Sunday, 1 July 2007

Here goes....










This month we are officially starting two challenges:

1) The Eat Local Challenge, organized by Crunchy Chicken, and;

2) the Riot for Austerity/90% Carbon Emission Reduction challenge, organized by Miranda at
Simple Living and Sharon at Causabons Book.

Crunchy is encouraging people to eat as much local (i.e., within their 100 mile 'foodshed') food as possible for the month of July. It is a project designed for success, because each participant can choose just how involved they want to be in doing the 'locavore' thing for themselves. We have set some fairly modest goals for ourselves this month:
  • To find out where our local farmers are located
  • To buy as much produce as possible from these farmers either at their farms near us or at the Farmer's Market(s)
  • To learn more about growing our own food, and keep good care of our little 4X4 garden.
  • What ever fresh produce we do buy from the grocery store will be grown in Canada or the USA only.
  • To check where every food product we buy comes from, and when we have a choice (which is most of the time) to buy the one that is produced closer to home.
We have been doing some of this already over the past couple shopping trips, and it has been quite the eye-opener to see how far our food has to be shipped to get to us. More about that another day.

The second challenge is a year-long project that the Austerity Rioters already began on June 1st. Here is how Miranda and Sharon outline the project:
The goal that Miranda, Sharon and other participants have set for themselves is to cut their emissions by 90% of what the average person in the US consumes - the approximate amount people in the rich world need to reduce by in order to avoid the worst effects of global warming. The eventual goal is to reach the 94% that George Monbiot calculates would represent a fair share of the world’s emissions for Americans, but we’re starting slow ;-).
George Monbiot is the author of the book, "Heat: How to Stop the Planet From Burning." I haven't read this book yet, but the essential premise is that the developed world has to drastically cut its emissions to prevent greenhouse gasses from reaching the tipping point after which we can't stop global warming anymore no matter what we do. Those of us in the US, Canada and Australia must cut our emissions by 90%; those in the E.U, by about 85%.

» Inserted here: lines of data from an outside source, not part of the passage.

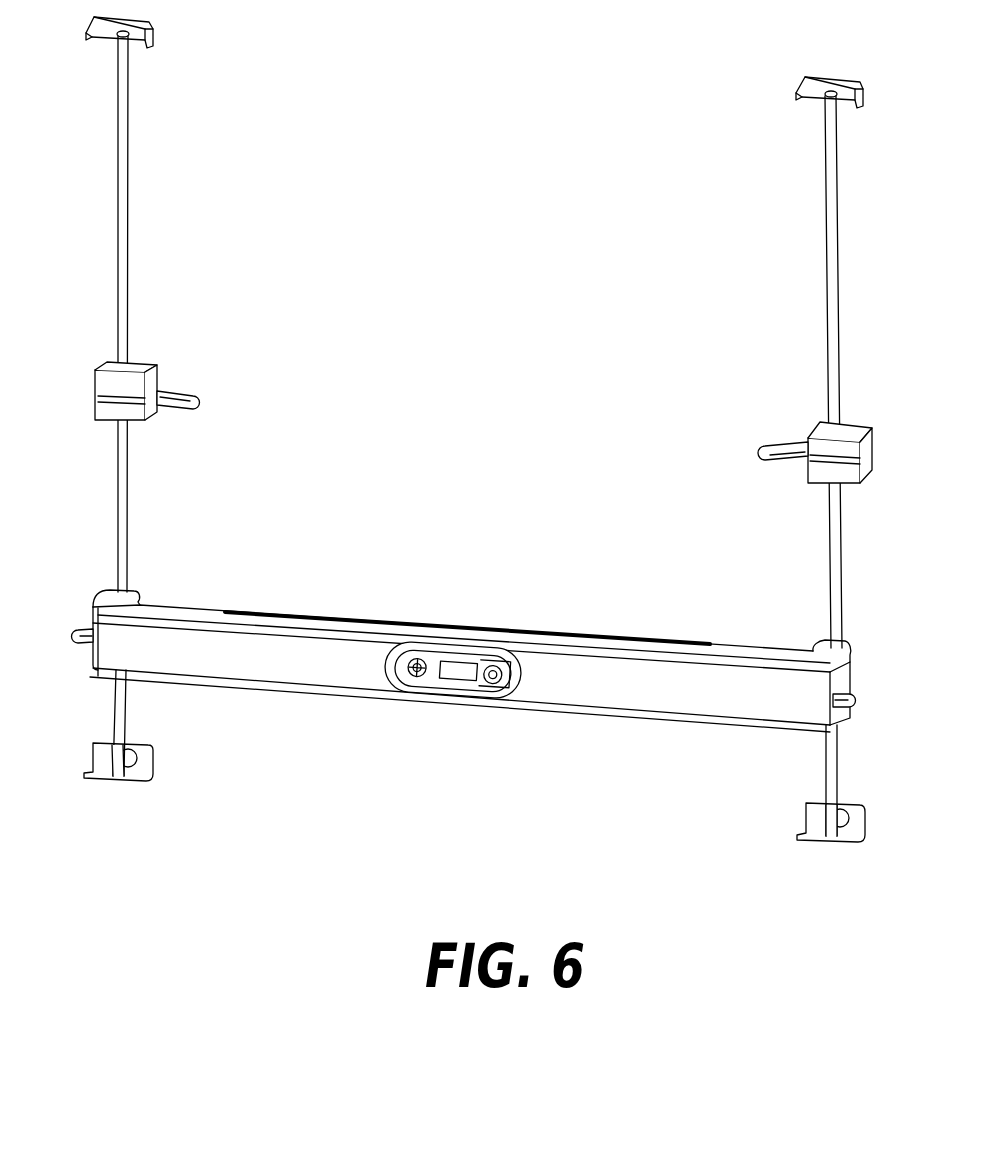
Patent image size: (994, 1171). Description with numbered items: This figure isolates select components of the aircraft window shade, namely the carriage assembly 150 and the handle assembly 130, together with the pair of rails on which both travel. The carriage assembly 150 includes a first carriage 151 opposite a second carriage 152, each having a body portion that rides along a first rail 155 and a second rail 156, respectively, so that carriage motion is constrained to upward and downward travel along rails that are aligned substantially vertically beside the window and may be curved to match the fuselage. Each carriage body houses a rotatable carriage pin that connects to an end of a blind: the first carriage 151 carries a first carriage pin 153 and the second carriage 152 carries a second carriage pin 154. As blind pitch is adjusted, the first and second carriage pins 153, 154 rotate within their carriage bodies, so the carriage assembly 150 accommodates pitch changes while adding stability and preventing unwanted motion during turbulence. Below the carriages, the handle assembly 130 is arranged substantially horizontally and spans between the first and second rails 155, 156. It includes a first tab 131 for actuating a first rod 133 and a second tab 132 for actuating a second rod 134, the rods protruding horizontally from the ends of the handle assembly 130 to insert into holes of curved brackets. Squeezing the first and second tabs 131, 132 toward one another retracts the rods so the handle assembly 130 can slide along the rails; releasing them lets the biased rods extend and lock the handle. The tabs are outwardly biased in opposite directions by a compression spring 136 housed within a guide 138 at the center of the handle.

The handle assembly 130 is at (653, 697).
The first tab 131 is at (412, 657).
The second tab 132 is at (488, 665).
The first rod 133 is at (78, 630).
The second rod 134 is at (855, 701).
The compression spring 136 is at (412, 683).
The guide 138 is at (443, 680).
The carriage assembly 150 is at (288, 229).
The first carriage 151 is at (100, 387).
The second carriage 152 is at (860, 426).
The first carriage pin 153 is at (182, 392).
The second carriage pin 154 is at (780, 442).
The first rail 155 is at (118, 197).
The second rail 156 is at (838, 240).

Here are the seven key areas of consumption in which we must make reductions:
  1. Gasoline/Diesel
  2. Electricity
  3. Heating/Cooking energy
  4. Garbage
  5. Water
  6. Consumer Goods
  7. Food
The full set of "rules" are available here at the Simple Living blog.

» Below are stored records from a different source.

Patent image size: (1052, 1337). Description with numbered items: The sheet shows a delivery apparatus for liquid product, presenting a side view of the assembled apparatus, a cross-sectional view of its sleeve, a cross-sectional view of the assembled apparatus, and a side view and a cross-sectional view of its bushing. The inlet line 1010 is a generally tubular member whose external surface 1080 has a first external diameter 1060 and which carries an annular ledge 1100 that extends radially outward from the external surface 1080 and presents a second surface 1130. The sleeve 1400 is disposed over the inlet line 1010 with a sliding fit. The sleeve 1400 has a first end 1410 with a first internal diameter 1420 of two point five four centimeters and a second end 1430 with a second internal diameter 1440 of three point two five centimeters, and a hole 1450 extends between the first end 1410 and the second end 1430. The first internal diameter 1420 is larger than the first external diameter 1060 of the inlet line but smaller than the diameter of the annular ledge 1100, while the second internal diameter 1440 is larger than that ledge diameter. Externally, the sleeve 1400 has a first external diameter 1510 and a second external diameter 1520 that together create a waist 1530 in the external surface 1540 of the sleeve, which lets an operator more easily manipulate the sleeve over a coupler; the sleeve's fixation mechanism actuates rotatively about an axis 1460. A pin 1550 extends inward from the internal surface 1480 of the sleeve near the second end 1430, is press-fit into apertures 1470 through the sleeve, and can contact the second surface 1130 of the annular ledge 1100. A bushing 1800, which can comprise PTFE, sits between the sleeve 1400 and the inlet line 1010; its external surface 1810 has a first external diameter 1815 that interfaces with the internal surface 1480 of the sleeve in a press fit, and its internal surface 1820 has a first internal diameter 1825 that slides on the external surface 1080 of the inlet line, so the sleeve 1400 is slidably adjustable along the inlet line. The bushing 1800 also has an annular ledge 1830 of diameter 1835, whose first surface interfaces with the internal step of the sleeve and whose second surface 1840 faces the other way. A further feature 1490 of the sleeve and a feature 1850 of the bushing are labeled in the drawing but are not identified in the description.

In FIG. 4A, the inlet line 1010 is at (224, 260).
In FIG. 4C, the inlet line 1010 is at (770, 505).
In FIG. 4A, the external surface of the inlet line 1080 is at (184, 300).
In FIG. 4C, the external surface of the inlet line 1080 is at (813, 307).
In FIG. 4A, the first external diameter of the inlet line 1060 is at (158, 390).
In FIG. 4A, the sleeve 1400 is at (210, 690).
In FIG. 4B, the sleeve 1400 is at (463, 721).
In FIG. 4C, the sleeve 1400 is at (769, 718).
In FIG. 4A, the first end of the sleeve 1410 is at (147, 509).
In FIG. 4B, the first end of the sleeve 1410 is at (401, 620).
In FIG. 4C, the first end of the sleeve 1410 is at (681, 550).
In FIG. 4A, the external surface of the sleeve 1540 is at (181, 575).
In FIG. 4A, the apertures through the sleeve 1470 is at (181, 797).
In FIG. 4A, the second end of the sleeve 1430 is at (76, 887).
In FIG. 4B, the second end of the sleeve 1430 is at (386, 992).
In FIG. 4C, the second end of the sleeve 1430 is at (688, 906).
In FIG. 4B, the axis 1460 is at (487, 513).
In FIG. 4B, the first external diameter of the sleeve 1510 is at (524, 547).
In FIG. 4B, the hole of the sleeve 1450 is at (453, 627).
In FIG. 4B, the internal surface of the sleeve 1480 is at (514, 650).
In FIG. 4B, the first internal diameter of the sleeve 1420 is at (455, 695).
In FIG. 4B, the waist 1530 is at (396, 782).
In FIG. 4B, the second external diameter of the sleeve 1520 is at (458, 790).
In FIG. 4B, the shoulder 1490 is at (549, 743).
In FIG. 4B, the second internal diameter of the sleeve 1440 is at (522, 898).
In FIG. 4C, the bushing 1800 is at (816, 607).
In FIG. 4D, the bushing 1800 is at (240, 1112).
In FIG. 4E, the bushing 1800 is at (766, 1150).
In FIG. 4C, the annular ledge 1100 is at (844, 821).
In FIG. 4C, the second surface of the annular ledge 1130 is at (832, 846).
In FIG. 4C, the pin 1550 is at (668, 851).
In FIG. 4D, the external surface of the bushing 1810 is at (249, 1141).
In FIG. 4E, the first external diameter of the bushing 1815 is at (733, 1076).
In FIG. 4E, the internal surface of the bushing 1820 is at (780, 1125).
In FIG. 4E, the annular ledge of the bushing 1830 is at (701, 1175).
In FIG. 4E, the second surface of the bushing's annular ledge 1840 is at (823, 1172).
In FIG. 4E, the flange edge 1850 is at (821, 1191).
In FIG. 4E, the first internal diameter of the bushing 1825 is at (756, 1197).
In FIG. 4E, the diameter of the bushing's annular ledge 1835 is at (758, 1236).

This is a huge challenge, no doubt about it. I don't know if we can do it without radically changing our lifestyle. But we would like to try. It would be good to see just how low we can go by only making moderate changes. Then maybe if we have to make drastic changes one day [insert ominous music here], maybe they won't seem so drastic anymore.

I'm working on a spreadsheet that outlines our consumption in these 7 areas, and once I get it finished I will post it here, that is if I can figure out how to post a spreadsheet on a blog.

3 comments:

Anonymous said...

You continue to inspire me Theresa! I love the idea of both challenges. I think we do very well with a few of the 7 areas of consumption and could certainly improve some of the others. Think I'll go crunch some numbers to see how we fare on these....

L.

Theresa said...

Crunching the numbers has really been informative for us alright. We were pleasantly suprised in some areas and slightly dismayed in others. I hope to have our spreadsheet up here in a couple days...

daharja said...

I think you're an inspiration!

I do wonder about the '100 miles' thing being considered 'local' though (and I know its not you who has dne the deciding, I'm just commenting). I'm thinking that when Peak Oil really hits, 100 miles is going to be considered quite a distance. Which makes me wonder - what *is* local? Really local? And how can we encourage local food growers in our areas?

I think the Transition Towns people are on the right track (and Relocalize.Net in the US). But we have such a lot of work to do!

I'm enjoying readig your blog - am new to it, and found it through Chile Chews.